JOIN "public"."campaigns"
ON ads.campaign_id = campaigns.id
The ``impressions`` table has an indirect foreign key reference to the
``company`` table, which is the table where the distribution key is
specified. pgloader will discover that itself from walking the PostgreSQL
catalogs, and you may also use the following specification in the pgloader
command to explicitely add the indirect dependency:
::
distribute impressions using company_id from ads, campaigns
Given this schema, the SQL query used by pgloader to fetch the data for the
`impressions` table is the following, implementing online backfilling of the
data:
::
SELECT "campaigns".company_id::text, "impressions".id::text,
"impressions".ad_id::text, "impressions".seen_at::text,
"impressions".site_url::text,
"impressions".cost_per_impression_usd::text,
"impressions".user_ip::text,
"impressions".user_data::text
FROM "public"."impressions"
JOIN "public"."ads"
ON impressions.ad_id = ads.id
JOIN "public"."campaigns"
ON ads.campaign_id = campaigns.id
When the data copying is done, then pgloader also has to install the indexes
supporting the primary keys, and add the foreign key definitions to the
schema.

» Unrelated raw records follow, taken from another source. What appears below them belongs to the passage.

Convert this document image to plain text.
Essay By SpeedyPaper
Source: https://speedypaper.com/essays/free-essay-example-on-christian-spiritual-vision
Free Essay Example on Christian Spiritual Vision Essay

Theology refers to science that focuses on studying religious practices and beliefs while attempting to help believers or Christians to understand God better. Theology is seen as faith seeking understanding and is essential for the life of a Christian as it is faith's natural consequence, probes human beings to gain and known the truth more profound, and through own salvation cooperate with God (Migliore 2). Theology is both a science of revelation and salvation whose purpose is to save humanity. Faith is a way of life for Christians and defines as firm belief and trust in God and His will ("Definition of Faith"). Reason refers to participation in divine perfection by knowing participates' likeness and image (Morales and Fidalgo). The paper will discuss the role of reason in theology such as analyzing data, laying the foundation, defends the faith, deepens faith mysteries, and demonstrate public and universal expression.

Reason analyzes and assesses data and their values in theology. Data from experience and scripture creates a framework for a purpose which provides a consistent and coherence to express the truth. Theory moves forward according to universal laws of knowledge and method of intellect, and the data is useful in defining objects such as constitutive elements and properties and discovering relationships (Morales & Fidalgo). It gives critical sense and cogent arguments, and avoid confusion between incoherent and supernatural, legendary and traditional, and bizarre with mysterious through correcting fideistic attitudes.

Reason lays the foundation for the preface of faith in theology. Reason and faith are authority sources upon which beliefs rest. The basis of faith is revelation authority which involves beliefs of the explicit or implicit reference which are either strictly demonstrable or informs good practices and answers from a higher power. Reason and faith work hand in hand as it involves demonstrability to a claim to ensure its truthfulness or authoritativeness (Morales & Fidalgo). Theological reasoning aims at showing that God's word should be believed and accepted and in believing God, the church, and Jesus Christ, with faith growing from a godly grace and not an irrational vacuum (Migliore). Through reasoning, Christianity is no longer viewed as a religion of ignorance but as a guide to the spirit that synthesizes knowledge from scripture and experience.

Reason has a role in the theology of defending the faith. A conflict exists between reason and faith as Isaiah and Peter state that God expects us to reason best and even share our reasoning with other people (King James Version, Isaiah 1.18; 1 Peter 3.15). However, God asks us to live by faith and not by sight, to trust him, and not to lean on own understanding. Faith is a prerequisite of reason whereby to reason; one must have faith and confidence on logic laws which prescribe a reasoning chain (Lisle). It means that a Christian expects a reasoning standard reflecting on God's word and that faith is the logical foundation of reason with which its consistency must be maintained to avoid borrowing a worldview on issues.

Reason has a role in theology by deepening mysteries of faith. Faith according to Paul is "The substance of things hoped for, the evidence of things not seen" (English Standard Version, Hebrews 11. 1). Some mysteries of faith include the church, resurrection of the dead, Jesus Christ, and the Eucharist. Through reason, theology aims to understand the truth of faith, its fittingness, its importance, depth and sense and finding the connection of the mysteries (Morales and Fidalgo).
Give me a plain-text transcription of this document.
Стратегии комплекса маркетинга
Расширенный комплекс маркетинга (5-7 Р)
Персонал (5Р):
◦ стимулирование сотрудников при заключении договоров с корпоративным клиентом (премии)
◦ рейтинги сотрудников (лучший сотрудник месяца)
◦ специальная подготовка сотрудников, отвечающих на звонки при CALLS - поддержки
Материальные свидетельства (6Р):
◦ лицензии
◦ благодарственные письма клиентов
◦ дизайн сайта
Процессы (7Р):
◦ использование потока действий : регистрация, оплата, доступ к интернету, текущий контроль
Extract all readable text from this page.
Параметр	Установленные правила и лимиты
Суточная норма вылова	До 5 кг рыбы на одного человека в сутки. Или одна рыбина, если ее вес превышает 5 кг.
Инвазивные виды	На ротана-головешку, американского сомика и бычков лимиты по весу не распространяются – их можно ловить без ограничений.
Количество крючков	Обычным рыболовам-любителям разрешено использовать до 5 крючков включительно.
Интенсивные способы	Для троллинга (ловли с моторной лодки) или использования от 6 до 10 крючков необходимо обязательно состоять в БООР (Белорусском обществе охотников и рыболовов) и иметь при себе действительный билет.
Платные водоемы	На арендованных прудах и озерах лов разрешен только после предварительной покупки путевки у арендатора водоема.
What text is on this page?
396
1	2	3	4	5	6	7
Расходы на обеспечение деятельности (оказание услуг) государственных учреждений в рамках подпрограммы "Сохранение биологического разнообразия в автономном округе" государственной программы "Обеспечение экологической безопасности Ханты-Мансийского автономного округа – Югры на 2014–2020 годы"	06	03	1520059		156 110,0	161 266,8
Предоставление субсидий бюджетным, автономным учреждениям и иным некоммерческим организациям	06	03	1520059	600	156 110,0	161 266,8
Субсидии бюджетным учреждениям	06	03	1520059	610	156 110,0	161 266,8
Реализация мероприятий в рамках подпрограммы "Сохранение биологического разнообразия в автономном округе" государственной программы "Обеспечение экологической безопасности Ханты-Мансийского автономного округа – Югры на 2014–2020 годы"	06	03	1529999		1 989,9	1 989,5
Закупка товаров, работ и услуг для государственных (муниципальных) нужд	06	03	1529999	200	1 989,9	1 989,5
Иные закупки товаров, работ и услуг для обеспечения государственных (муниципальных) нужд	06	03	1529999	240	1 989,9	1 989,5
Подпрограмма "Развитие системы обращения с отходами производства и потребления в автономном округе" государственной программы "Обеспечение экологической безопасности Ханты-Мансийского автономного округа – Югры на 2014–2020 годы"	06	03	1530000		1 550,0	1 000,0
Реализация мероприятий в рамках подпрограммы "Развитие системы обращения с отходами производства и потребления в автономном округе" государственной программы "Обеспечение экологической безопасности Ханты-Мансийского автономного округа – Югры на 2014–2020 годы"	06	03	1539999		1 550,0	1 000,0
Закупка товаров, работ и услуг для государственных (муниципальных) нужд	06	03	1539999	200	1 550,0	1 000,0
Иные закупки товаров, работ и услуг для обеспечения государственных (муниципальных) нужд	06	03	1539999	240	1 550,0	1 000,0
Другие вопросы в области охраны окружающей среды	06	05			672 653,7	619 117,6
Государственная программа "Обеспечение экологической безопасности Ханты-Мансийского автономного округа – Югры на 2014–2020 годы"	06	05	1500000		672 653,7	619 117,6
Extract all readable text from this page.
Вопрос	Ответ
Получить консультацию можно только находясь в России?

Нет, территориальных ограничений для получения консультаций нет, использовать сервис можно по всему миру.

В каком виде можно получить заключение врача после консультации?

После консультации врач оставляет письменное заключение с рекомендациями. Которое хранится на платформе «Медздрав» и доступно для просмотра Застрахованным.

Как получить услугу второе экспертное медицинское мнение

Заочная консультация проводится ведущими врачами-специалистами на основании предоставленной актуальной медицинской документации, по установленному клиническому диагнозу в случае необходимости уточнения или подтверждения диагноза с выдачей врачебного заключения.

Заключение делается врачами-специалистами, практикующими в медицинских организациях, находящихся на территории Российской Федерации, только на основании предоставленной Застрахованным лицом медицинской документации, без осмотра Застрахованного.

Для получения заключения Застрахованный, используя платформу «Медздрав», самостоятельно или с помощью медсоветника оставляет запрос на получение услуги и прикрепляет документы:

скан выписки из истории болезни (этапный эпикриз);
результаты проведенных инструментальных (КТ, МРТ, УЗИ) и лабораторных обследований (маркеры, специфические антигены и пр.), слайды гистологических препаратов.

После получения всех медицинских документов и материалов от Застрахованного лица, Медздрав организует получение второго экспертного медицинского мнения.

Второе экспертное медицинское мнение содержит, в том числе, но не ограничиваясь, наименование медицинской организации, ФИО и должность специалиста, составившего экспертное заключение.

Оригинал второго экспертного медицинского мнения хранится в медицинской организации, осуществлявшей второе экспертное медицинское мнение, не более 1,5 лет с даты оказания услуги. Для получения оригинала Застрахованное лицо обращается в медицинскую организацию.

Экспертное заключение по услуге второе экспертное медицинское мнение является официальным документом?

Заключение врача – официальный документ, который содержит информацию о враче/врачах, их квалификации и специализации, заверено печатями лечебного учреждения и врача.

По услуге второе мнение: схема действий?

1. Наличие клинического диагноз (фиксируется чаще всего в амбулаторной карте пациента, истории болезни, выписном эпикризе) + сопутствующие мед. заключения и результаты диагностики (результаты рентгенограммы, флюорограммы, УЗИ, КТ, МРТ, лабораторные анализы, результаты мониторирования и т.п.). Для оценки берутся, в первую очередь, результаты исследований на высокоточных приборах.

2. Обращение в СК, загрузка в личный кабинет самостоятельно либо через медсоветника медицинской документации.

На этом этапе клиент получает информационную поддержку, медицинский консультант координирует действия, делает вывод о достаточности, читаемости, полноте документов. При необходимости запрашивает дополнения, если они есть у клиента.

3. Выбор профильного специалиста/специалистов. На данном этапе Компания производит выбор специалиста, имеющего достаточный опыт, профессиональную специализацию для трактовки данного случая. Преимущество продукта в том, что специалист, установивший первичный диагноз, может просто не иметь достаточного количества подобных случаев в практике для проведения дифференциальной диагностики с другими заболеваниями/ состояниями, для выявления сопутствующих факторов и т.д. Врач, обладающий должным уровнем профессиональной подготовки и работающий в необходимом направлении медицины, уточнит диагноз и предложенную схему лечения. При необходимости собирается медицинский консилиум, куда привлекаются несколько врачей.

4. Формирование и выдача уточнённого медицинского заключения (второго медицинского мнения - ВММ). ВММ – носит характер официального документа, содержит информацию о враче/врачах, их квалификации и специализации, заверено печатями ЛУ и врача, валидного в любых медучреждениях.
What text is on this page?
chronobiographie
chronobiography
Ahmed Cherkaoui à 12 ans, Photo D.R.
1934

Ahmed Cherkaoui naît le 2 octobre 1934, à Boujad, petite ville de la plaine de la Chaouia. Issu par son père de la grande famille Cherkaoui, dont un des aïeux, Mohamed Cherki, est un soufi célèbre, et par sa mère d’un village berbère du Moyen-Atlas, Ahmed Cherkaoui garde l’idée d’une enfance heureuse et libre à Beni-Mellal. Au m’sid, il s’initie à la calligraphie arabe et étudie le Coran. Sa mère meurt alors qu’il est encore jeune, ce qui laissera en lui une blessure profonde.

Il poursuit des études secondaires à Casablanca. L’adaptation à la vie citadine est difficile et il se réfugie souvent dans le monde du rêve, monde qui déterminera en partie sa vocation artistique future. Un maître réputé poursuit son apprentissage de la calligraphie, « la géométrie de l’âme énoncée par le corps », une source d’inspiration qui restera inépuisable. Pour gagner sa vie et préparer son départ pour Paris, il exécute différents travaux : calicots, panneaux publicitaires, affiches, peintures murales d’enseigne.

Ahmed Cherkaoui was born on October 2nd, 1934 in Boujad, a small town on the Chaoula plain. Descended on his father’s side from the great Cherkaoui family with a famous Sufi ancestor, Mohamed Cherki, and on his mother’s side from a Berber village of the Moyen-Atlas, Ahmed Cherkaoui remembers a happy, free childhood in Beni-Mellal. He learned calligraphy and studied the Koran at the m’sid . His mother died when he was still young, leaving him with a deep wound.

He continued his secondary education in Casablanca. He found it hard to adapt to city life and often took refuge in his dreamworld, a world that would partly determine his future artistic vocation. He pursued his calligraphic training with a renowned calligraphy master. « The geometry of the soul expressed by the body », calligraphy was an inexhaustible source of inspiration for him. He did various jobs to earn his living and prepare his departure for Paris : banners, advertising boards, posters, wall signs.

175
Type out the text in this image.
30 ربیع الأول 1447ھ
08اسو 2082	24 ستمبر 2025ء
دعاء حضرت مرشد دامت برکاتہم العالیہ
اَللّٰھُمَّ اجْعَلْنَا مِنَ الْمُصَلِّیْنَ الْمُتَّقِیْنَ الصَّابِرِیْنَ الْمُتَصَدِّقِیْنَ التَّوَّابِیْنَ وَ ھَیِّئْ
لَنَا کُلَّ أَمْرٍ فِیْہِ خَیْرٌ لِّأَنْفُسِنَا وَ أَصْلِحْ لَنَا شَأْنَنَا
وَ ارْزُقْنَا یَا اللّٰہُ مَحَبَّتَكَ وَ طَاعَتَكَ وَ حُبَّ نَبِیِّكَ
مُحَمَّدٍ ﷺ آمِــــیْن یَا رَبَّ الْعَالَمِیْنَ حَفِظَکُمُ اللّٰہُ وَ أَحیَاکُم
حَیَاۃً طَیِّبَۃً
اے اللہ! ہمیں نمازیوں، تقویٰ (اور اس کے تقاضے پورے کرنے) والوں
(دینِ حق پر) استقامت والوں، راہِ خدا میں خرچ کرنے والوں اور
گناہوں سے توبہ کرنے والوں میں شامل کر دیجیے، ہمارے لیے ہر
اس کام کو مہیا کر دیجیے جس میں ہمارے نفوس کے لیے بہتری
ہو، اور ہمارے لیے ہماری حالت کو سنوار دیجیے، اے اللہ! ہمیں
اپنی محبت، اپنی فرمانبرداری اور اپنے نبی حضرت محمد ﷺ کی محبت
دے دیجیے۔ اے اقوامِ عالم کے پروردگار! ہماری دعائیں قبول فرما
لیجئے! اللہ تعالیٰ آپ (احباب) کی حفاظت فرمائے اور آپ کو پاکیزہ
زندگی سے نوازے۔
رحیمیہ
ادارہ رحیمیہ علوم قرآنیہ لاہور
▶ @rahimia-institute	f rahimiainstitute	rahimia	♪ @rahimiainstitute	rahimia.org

Those definitions are not the same as in the source schema, because
of the adding of the distribution column to the table: we need to also add
the column to the primary key and the foreign key constraints.
Here's the commands issued by pgloader for the ``impressions`` table:
::
CREATE UNIQUE INDEX "impressions_pkey"
ON "public"."impressions" (company_id, id);
ALTER TABLE "public"."impressions"
ADD CONSTRAINT "impressions_ad_id_fkey"
FOREIGN KEY(company_id,ad_id)
REFERENCES "public"."ads"(company_id,id)
Given a single line of specification ``distribute companies using id`` then
pgloader implements all the necessary schema changes on the fly when
migrating to Citus, and also dynamically backfills the data.